Renzi: sub commissario d’Italia

Riassunto delle puntate precedenti.

L’Italia è stata commissariata nell’estate del 2011.

Commissario straordinario è stato nominato Giorgio Napolitano e da allora in poi il ruolo di Presidente del Consiglio è stato degradato a quello di sub commissario.

Le decisioni più significative non vengono prese né a Palazzo Chigi né tantomeno in Parlamento, ma in circoli ristretti che tutelano gli interessi, peraltro non sempre convergenti, della grande finanza internazionale e dei paesi più forti della UE.

In quegli ambienti, si sa, la democrazia è un optional, un simpatico souvenir di epoche ormai passate al quale, se occorre, si può rinunciare a cuor leggero.

In questa situazione l’ascesa di Renzi poteva inizialmente sembrare un elemento di novità significativo.
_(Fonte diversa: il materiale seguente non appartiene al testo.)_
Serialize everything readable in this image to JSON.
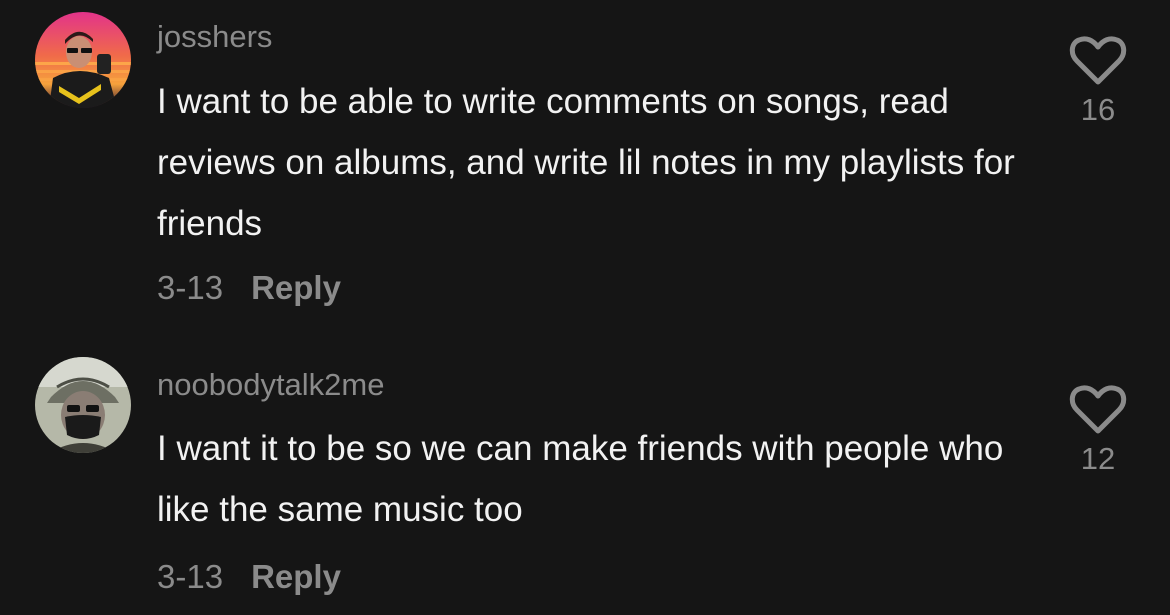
{
  "comments": [
    {
      "username": "josshers",
      "avatar_icon": "user-avatar-sunglasses-selfie",
      "text": "I want to be able to write comments on songs, read reviews on albums, and write lil notes in my playlists for friends",
      "date": "3-13",
      "reply_label": "Reply",
      "like_count": "16",
      "like_icon": "heart-outline-icon"
    },
    {
      "username": "noobodytalk2me",
      "avatar_icon": "user-avatar-bucket-hat-mask",
      "text": "I want it to be so we can make friends with people who like the same music too",
      "date": "3-13",
      "reply_label": "Reply",
      "like_count": "12",
      "like_icon": "heart-outline-icon"
    }
  ],
  "colors": {
    "background": "#151515",
    "text_primary": "#f2f2f2",
    "text_secondary": "#8b8b8b"
  }
}
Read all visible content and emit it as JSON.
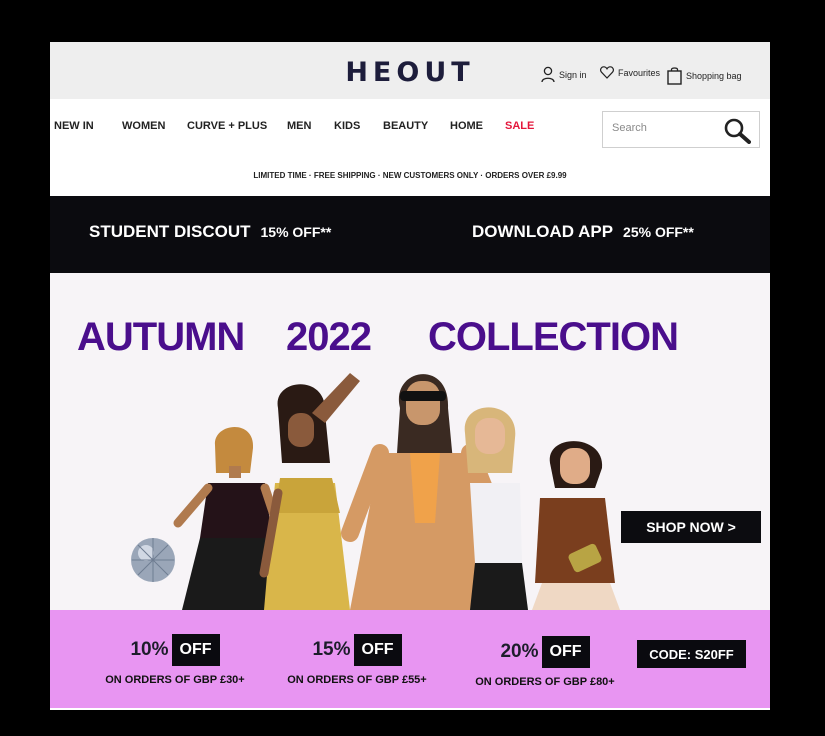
{
  "header": {
    "logo": "HEOUT",
    "sign_in": "Sign in",
    "favourites": "Favourites",
    "shopping_bag": "Shopping bag"
  },
  "nav": {
    "items": [
      "NEW IN",
      "WOMEN",
      "CURVE + PLUS",
      "MEN",
      "KIDS",
      "BEAUTY",
      "HOME",
      "SALE"
    ],
    "search_placeholder": "Search",
    "sale_color": "#e4163b"
  },
  "promo_strip": "LIMITED TIME · FREE SHIPPING · NEW CUSTOMERS ONLY · ORDERS OVER £9.99",
  "banner": {
    "student_label": "STUDENT DISCOUT",
    "student_offer": "15% OFF**",
    "app_label": "DOWNLOAD APP",
    "app_offer": "25% OFF**"
  },
  "hero": {
    "title_word1": "AUTUMN",
    "title_word2": "2022",
    "title_word3": "COLLECTION",
    "title_color": "#4a0e8c",
    "cta": "SHOP NOW >"
  },
  "offers": {
    "background": "#e895f2",
    "items": [
      {
        "pct": "10%",
        "off": "OFF",
        "text": "ON ORDERS OF GBP £30+"
      },
      {
        "pct": "15%",
        "off": "OFF",
        "text": "ON ORDERS OF GBP £55+"
      },
      {
        "pct": "20%",
        "off": "OFF",
        "text": "ON ORDERS OF GBP £80+"
      }
    ],
    "code": "CODE:  S20FF"
  }
}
L’ampio consenso raccolto alle primarie, infatti, non era infatti solo l’espressione dell’ansia di rottamare al più presto un gruppo dirigente ormai privo di qualunque credibilità, ma conteneva in sé anche, a mio avviso, una richiesta di superamento del commissariamento della politica e di una nuova rilegittimazione democratica.

Con l’accelerazione di questi giorni, Renzi conquista Palazzo Chigi con una manovra di palazzo abbastanza opaca, tradendo le aspirazioni al rinnovamento che lo avevano accompagnato e anche il suo stesso personaggio pubblico,  costruito in gran parte sulla apparente trasparenza delle posizioni, sulla retorica delle sfide in campo aperto, sul superamento di quell’esasperato tatticismo senza strategia che aveva condannato il vecchio gruppo dirigente del PD.

Ma soprattutto adesso si ritrova a svolgere un ruolo comunque da subcommissario, sempre sotto tutela, reso ancor più debole dai numeri parlamentari, dai ricatti di piccole e grandi gruppi di pressione e, principalmente, dalla assenza di una vera, ampia legittimazione democratica che è l’unica a poterti consentire di sedere ai tavoli che contano sbattendo i pugni.

Renzi non coglie, o semplicemente non gli interessa cogliere, che la questione democratica è assolutamente determinante per qualunque ipotesi vera e radicale di trasformazione e che il finto decisionismo o il “nuovismo” di facciata non porta a nulla e anzi aggrava ed accelera la crisi della politica.

La crisi della politica è, essenzialmente, la crisi della democrazia e della sovranità popolare, della possibilità concreta di determinare i destini dei popoli anche e soprattutto in contrapposizione alle volontà e agli interessi di pochi.

Una nuova sinistra non può che fondarsi sul recupero e l’ampliamento della sovranità popolare, che resta la principale conquista della modernità, e alla quale va restituito un respiro ampio, di carattere sovranazionale, almeno di dimensione europea, rifuggendo da qualunque rigurgito nazionalista, ma anche facendo ben presente alla sig. ra Merkel che non abbiamo intenzione di diventare suoi sudditi.